On 09/27/2016 06:20 AM, George Dunlap wrote:
On Fri, Sep 23, 2016 at 3:34 PM, Chris Laprise<tasket@xxxxxxxxxxxxxxx>  wrote:
On 09/23/2016 09:42 AM, Ian Murray wrote:
________________________________
From: Chris Laprise<tasket@xxxxxxxxxxxxxxx>
To:xen-users@xxxxxxxxxxxxx
Cc: Joanna Rutkowska<joanna@xxxxxxxxxxxxxxxxxxxxxx>
Sent: Friday, 23 September 2016, 14:09
Subject: [Xen-users] Amazon PVMs magically weren't affected by XSA 182
vuln


Hello list...

Has anyone seen a good explanation as to why Amazon services were not
vulnerable to XSA182 / CVE-2016-6258 ? I understand they offer PV guests
on x86.
Perhaps because they get to patch before most people, as they are in the
pre-disclosure list?


https://www.xenproject.org/security-policy.html
And yet, an XSA can trigger updates at AWS that require explanation of the
disruption...

https://aws.amazon.com/blogs/aws/ec2-maintenance-update-2/

So I wondered if in some cases Amazon's in-house versions may not have been
vulnerable in the first place.
It's worth pointing out that everything said here is conjecture, as
nobody from Amazon has said anything authoritative.

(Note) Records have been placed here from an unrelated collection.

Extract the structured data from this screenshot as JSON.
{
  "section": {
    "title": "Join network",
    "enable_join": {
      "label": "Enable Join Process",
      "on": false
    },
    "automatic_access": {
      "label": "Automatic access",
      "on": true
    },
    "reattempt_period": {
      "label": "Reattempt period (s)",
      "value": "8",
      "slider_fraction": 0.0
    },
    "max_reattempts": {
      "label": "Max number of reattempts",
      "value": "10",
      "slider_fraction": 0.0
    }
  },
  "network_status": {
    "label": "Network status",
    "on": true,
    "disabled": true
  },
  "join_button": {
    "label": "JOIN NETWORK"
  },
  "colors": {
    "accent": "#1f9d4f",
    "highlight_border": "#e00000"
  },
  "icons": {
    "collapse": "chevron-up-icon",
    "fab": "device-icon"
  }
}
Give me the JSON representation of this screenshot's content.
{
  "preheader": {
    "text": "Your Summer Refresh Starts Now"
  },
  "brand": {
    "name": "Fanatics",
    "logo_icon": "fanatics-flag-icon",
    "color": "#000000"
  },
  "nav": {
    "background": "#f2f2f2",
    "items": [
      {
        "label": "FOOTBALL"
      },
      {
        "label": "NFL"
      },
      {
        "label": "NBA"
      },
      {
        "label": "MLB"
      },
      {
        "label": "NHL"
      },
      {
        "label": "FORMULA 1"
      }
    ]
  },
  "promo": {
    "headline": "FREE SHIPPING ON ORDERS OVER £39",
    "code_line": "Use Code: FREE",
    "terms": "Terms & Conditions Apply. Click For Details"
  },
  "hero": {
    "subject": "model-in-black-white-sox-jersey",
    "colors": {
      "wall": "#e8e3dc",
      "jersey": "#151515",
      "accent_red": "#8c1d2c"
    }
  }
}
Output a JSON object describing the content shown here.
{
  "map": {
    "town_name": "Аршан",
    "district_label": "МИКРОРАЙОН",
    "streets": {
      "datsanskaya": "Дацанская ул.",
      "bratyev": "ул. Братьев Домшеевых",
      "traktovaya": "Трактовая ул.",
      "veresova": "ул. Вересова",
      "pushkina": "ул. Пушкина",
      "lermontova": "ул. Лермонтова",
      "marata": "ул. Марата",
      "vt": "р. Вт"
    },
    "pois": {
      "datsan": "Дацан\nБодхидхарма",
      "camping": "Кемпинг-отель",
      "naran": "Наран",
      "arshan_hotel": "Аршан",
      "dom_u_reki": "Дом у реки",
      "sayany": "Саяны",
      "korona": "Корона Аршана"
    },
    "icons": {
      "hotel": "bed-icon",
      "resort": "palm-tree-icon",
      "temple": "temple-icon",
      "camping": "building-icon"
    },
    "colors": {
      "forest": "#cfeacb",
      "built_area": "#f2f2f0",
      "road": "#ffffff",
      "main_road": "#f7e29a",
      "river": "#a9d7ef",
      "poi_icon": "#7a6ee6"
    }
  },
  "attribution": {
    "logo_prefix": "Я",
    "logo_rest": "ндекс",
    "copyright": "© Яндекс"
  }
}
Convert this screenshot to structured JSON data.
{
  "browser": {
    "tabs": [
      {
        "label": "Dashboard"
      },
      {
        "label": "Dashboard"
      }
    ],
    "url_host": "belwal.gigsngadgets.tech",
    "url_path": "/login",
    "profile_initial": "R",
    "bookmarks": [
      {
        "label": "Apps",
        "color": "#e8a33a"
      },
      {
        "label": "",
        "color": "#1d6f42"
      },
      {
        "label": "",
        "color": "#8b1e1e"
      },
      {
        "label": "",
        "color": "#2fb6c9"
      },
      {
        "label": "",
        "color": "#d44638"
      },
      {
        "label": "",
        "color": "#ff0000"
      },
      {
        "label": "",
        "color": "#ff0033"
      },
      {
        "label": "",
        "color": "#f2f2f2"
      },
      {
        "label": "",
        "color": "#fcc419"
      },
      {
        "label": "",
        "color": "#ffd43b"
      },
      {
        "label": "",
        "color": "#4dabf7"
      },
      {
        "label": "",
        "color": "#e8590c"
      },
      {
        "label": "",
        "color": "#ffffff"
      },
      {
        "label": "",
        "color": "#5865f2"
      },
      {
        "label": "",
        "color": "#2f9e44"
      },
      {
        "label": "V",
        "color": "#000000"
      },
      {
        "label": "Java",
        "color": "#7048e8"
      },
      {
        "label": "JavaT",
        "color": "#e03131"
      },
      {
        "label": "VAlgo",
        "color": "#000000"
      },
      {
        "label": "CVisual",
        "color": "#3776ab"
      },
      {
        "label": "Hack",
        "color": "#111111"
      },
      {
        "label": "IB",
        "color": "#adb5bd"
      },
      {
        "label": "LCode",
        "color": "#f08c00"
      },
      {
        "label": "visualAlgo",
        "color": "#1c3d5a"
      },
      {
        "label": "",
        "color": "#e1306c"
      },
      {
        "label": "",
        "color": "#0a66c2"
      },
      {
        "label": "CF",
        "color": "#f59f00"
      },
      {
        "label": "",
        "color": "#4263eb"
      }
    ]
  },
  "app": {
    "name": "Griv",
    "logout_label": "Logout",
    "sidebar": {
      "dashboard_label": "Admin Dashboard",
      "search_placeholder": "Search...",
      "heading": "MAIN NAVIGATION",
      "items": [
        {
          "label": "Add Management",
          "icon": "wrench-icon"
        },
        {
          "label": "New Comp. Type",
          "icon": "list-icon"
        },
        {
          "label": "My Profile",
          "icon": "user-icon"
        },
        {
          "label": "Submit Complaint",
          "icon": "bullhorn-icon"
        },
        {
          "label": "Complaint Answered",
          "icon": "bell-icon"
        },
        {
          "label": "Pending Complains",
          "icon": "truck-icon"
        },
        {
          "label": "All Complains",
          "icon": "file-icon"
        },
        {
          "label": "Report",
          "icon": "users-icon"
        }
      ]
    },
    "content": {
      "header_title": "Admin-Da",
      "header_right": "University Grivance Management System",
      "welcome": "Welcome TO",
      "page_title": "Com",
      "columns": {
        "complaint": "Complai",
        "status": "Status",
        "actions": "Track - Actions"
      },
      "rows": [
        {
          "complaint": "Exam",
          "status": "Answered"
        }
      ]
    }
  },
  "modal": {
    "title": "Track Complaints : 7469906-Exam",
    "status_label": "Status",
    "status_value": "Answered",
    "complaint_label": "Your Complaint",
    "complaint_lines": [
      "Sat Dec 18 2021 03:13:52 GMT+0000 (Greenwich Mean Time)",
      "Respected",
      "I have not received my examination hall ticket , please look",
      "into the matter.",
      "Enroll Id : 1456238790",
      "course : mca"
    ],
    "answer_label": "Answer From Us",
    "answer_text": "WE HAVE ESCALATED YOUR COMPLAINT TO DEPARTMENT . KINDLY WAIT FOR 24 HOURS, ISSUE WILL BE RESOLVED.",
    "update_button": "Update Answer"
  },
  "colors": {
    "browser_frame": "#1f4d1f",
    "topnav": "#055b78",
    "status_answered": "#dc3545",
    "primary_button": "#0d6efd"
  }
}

That said, there's some interesting tidbits here:

http://www.networkworld.com/article/2892313/cloud-computing/what-happens-inside-amazon-when-there-s-a-xen-vulnerability.html

Key quotes:

"Most of the Xen vulnerabilities do not apply to AWS because the
company has developed its own custom version of Xen. AWS has stripped
out all the features of Xen that it doesn’t need, both in order to
customize the performance of the open source code to the company’s
unique use case, and to limit its exposure to vulnerabilities. "

"Schmidt said AWS is always looking to improve its services: both
technically to ensure it doesn’t have to reboot VMs, and it is working
to keep customers better informed. Part of that process includes
sponsoring academic research, including some leading studies into how
Xen servers can be hot-patched without requiring a reboot. "

So two potential explanations for why they were not vulnerable:

1. They may have disabled the feature, so that they were never vulnerable

2. They may have used an internal hot-patching mechanism to apply the
patch without rebooting, so that the statement "we are not vulnerable"
was accurate at the time the vulnerability was publicly announced. :-)

  -George

First, being able to hot-patch doesn't mean they weren't vulnerable before the patch. "Not affected" will be read by most as "was not vulnerable".

And Qubes OS, with its minimal-attack surface philosophy, has also disabled a lot of Xen features. Yet it is still affected by (i.e. vulnerable to) occasional Xen vulnerabilities that AWS is not. I'm sure the Qubes community (and possibly Citrix) would like to know details as to why.

The Network World article doesn't inspire any confidence that information will come from Amazon, however. Through it, Amazon declares they have special-sauce Xen implementations that have been more secure. And that is as far as it goes in addressing Amazon's role as a Xen developer, which is the most important aspect of this issue.

The relationship between Amazon and Xen appears to be an unhealthy one that is ripe for abuse:

https://news.ycombinator.com/item?id=9358843

So we have a number of Xen devs saying they accept /unattributed/ patches from Amazon, on top of their security through obscurity. That just seems untenable to me, like a zero-day magnet.